🤖 AI Summary
Manual registration of misaligned multi-temporal remote sensing images severely hampers automated change detection. Method: We propose MatchCD, an end-to-end self-supervised framework that jointly models geometric deformation estimation and semantic change detection. It introduces a geometry-estimation-driven self-supervised pretraining paradigm enabling direct end-to-end inference on native large-scale imagery (up to 6K×4K) without tiling or manual intervention. Contrastive learning acquires generalizable representations, which are then zero-shot transferred to the joint registration–change-detection optimization task. Contribution/Results: MatchCD achieves superior robustness and accuracy under severe geometric distortions and complex real-world conditions, fully eliminating the need for manual registration.
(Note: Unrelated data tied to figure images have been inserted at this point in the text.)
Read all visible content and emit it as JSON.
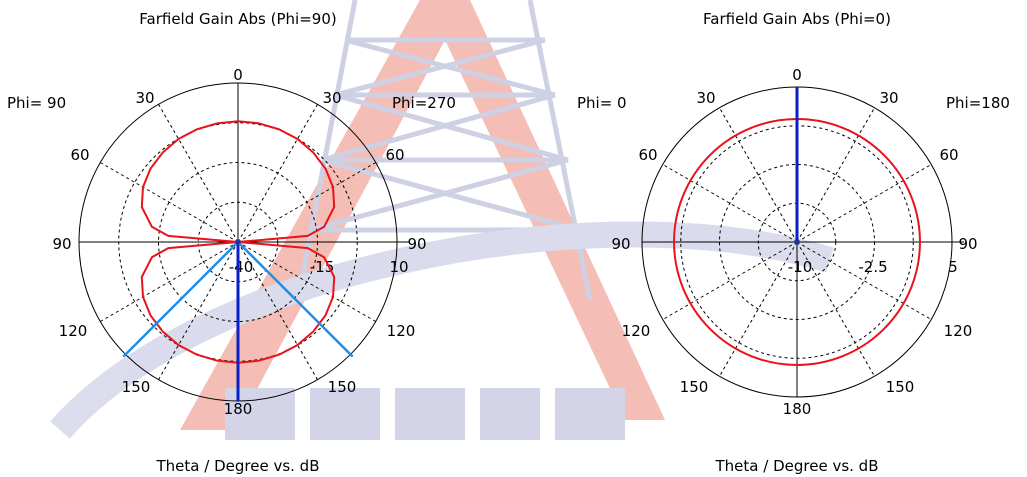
{
  "chart_data": [
    {
      "type": "polar-line",
      "title": "Farfield Gain Abs (Phi=90)",
      "xlabel": "Theta / Degree vs. dB",
      "phi_left_label": "Phi= 90",
      "phi_right_label": "Phi=270",
      "angle_labels": {
        "top": "0",
        "upper_left": "30",
        "upper_right": "30",
        "mid_left_high": "60",
        "mid_right_high": "60",
        "left": "90",
        "right": "90",
        "mid_left_low": "120",
        "mid_right_low": "120",
        "lower_left": "150",
        "lower_right": "150",
        "bottom": "180"
      },
      "radial_tick_labels": [
        "-40",
        "-15",
        "10"
      ],
      "r_range_db": [
        -40,
        10
      ],
      "series": [
        {
          "color": "#e8141b",
          "theta_deg": [
            0,
            10,
            20,
            30,
            40,
            50,
            60,
            70,
            80,
            85,
            90,
            95,
            100,
            110,
            120,
            130,
            140,
            150,
            160,
            170,
            180
          ],
          "gain_db": [
            -2.0,
            -2.1,
            -2.3,
            -2.6,
            -3.2,
            -4.1,
            -5.5,
            -7.8,
            -12.5,
            -18.0,
            -40.0,
            -18.0,
            -12.5,
            -7.8,
            -5.5,
            -4.1,
            -3.2,
            -2.6,
            -2.3,
            -2.1,
            -2.0
          ]
        }
      ],
      "markers": [
        {
          "color": "#0a1fc7",
          "theta_deg": 180
        },
        {
          "color": "#1f8ee8",
          "theta_deg": 135
        },
        {
          "color": "#1f8ee8",
          "theta_deg": 225
        }
      ]
    },
    {
      "type": "polar-line",
      "title": "Farfield Gain Abs (Phi=0)",
      "xlabel": "Theta / Degree vs. dB",
      "phi_left_label": "Phi=  0",
      "phi_right_label": "Phi=180",
      "angle_labels": {
        "top": "0",
        "upper_left": "30",
        "upper_right": "30",
        "mid_left_high": "60",
        "mid_right_high": "60",
        "left": "90",
        "right": "90",
        "mid_left_low": "120",
        "mid_right_low": "120",
        "lower_left": "150",
        "lower_right": "150",
        "bottom": "180"
      },
      "radial_tick_labels": [
        "-10",
        "-2.5",
        "5"
      ],
      "r_range_db": [
        -10,
        5
      ],
      "series": [
        {
          "color": "#e8141b",
          "theta_deg": [
            0,
            30,
            60,
            90,
            120,
            150,
            180
          ],
          "gain_db": [
            1.9,
            1.9,
            1.9,
            1.9,
            1.9,
            1.9,
            1.9
          ]
        }
      ],
      "markers": [
        {
          "color": "#0a1fc7",
          "theta_deg": 0
        }
      ]
    }
  ]
}
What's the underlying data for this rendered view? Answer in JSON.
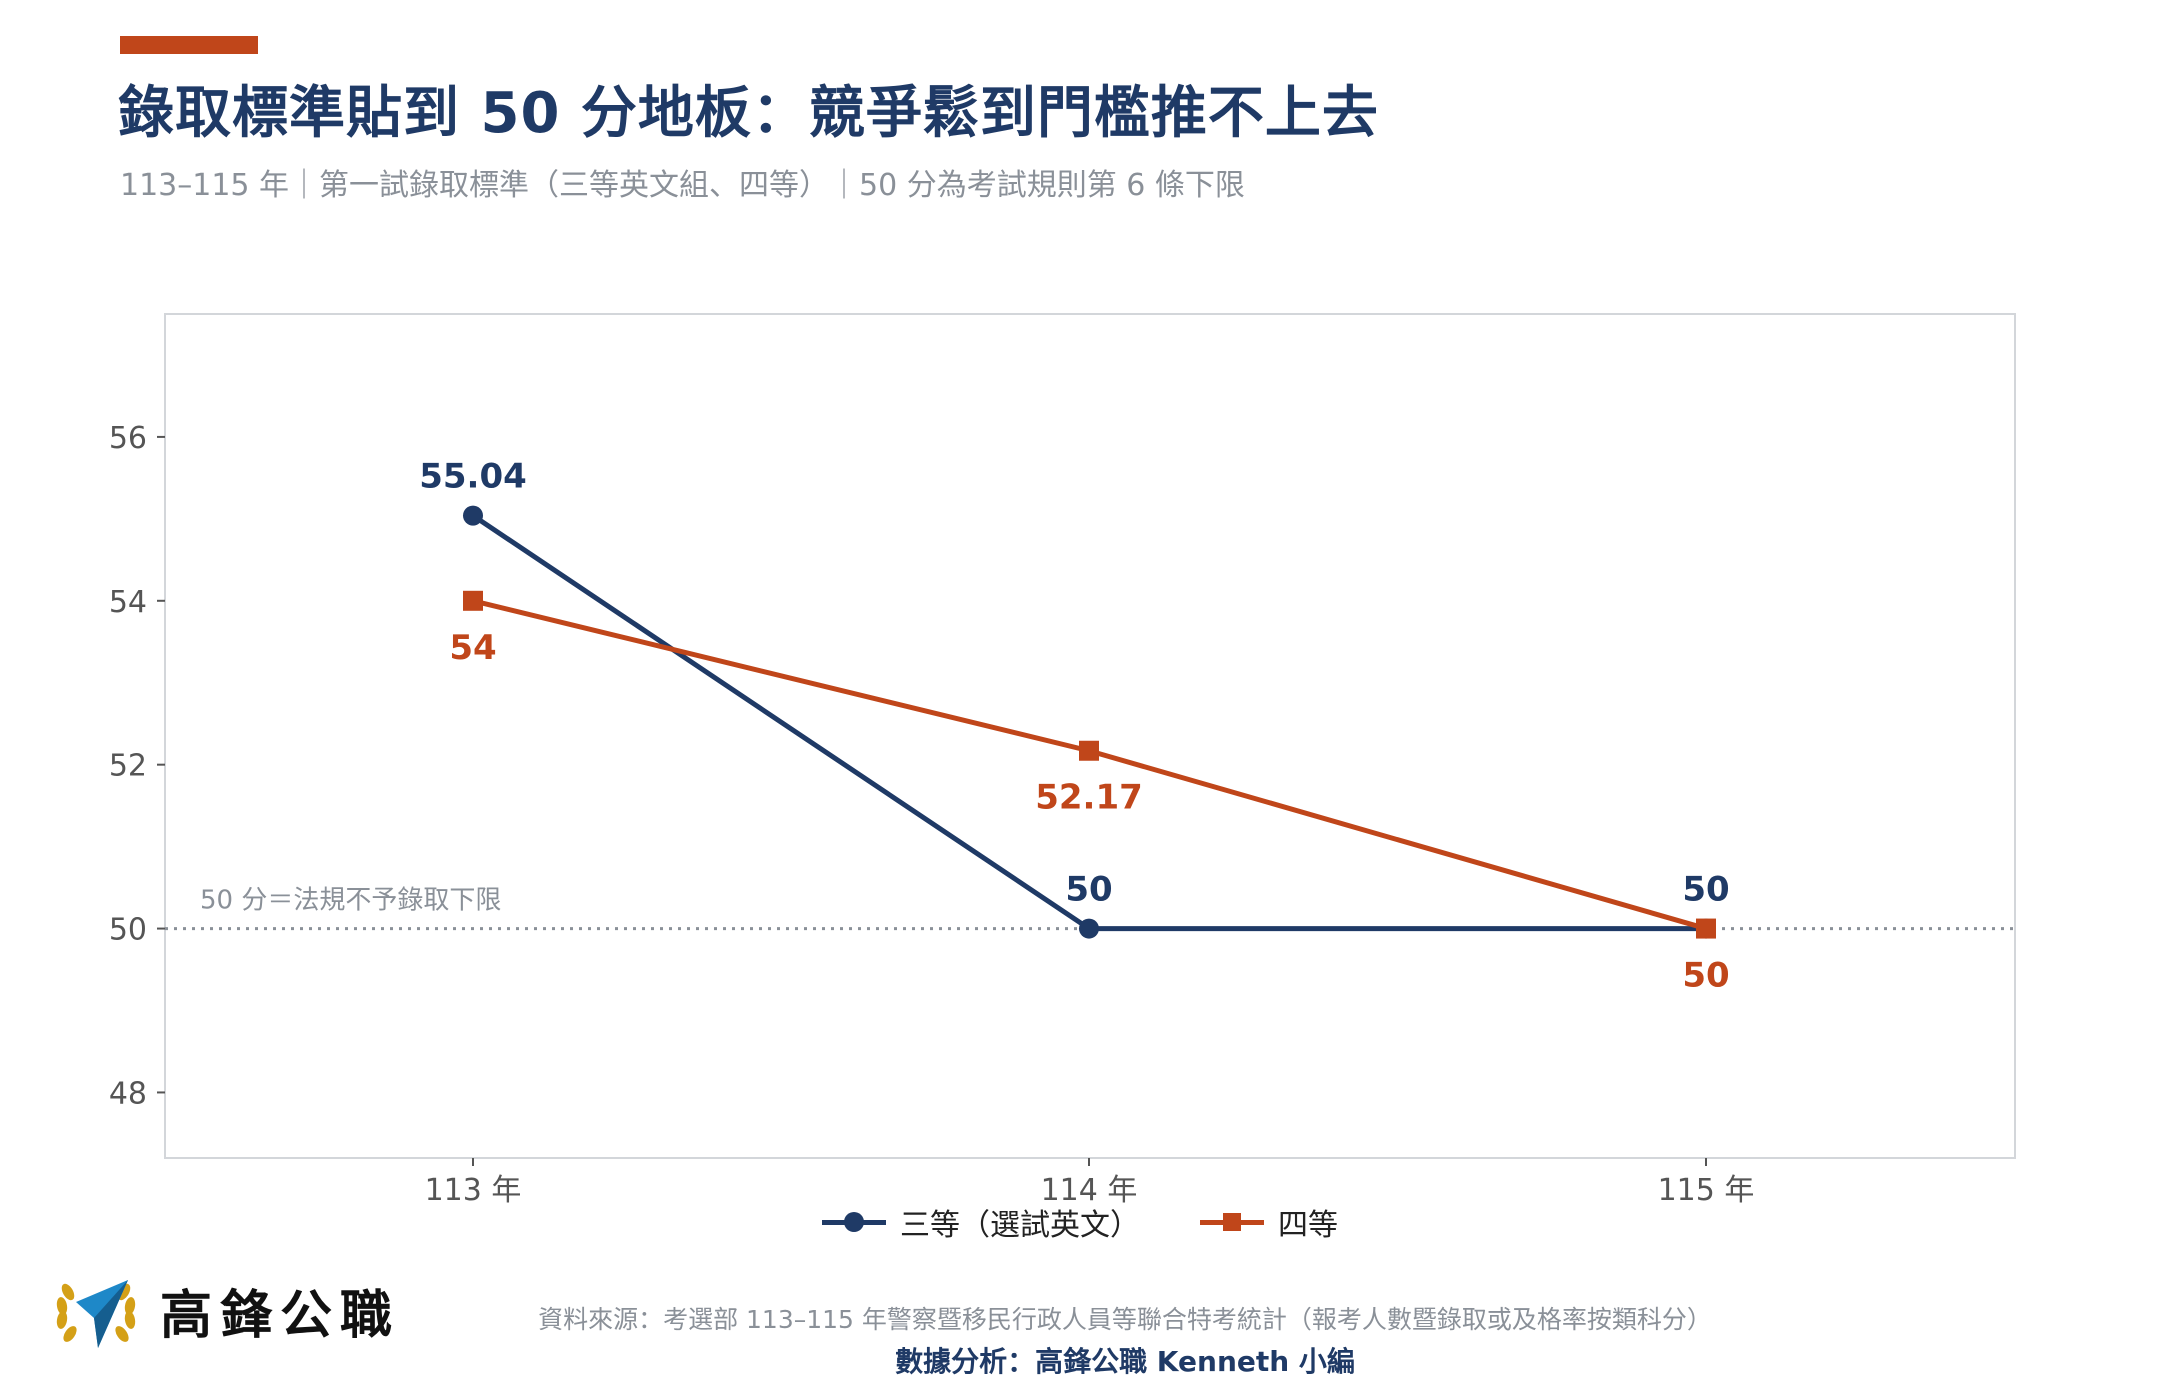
{
  "header": {
    "title": "錄取標準貼到 50 分地板：競爭鬆到門檻推不上去",
    "subtitle": "113–115 年｜第一試錄取標準（三等英文組、四等）｜50 分為考試規則第 6 條下限"
  },
  "chart_data": {
    "type": "line",
    "categories": [
      "113 年",
      "114 年",
      "115 年"
    ],
    "series": [
      {
        "name": "三等（選試英文）",
        "values": [
          55.04,
          50,
          50
        ],
        "labels": [
          "55.04",
          "50",
          "50"
        ],
        "color": "#1F3A66",
        "marker": "circle",
        "label_position": "above"
      },
      {
        "name": "四等",
        "values": [
          54,
          52.17,
          50
        ],
        "labels": [
          "54",
          "52.17",
          "50"
        ],
        "color": "#C0461A",
        "marker": "square",
        "label_position": "below"
      }
    ],
    "y_ticks": [
      "48",
      "50",
      "52",
      "54",
      "56"
    ],
    "ylim": [
      47.2,
      57.5
    ],
    "reference_line": {
      "value": 50,
      "label": "50 分＝法規不予錄取下限",
      "color": "#8A9098"
    },
    "grid": false,
    "legend": "bottom-center"
  },
  "legend": {
    "items": [
      {
        "label": "三等（選試英文）",
        "color": "#1F3A66",
        "marker": "circle"
      },
      {
        "label": "四等",
        "color": "#C0461A",
        "marker": "square"
      }
    ]
  },
  "brand": {
    "name": "高鋒公職",
    "logo_icon": "laurel-arrow-icon"
  },
  "footer": {
    "source": "資料來源：考選部 113–115 年警察暨移民行政人員等聯合特考統計（報考人數暨錄取或及格率按類科分）",
    "credit": "數據分析：高鋒公職 Kenneth 小編"
  },
  "colors": {
    "navy": "#1F3A66",
    "orange": "#C0461A",
    "gray": "#8A9098"
  }
}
It advances change detection toward unified, fully automated pipelines.
📝 Abstract
As an essential procedure in earth observation system, change detection (CD) aims to reveal the spatial-temporal evolution of the observation regions. A key prerequisite for existing change detection algorithms is aligned geo-references between multi-temporal images by fine-grained registration. However, in the majority of real-world scenarios, a prior manual registration is required between the original images, which significantly increases the complexity of the CD workflow. In this paper, we proposed a self-supervision motivated CD framework with geometric estimation, called"MatchCD". Specifically, the proposed MatchCD framework utilizes the zero-shot capability to optimize the encoder with self-supervised contrastive representation, which is reused in the downstream image registration and change detection to simultaneously handle the bi-temporal unalignment and object change issues. Moreover, unlike the conventional change detection requiring segmenting the full-frame image into small patches, our MatchCD framework can directly process the original large-scale image (e.g., 6K*4K resolutions) with promising performance. The performance in multiple complex scenarios with significant geometric distortion demonstrates the effectiveness of our proposed framework.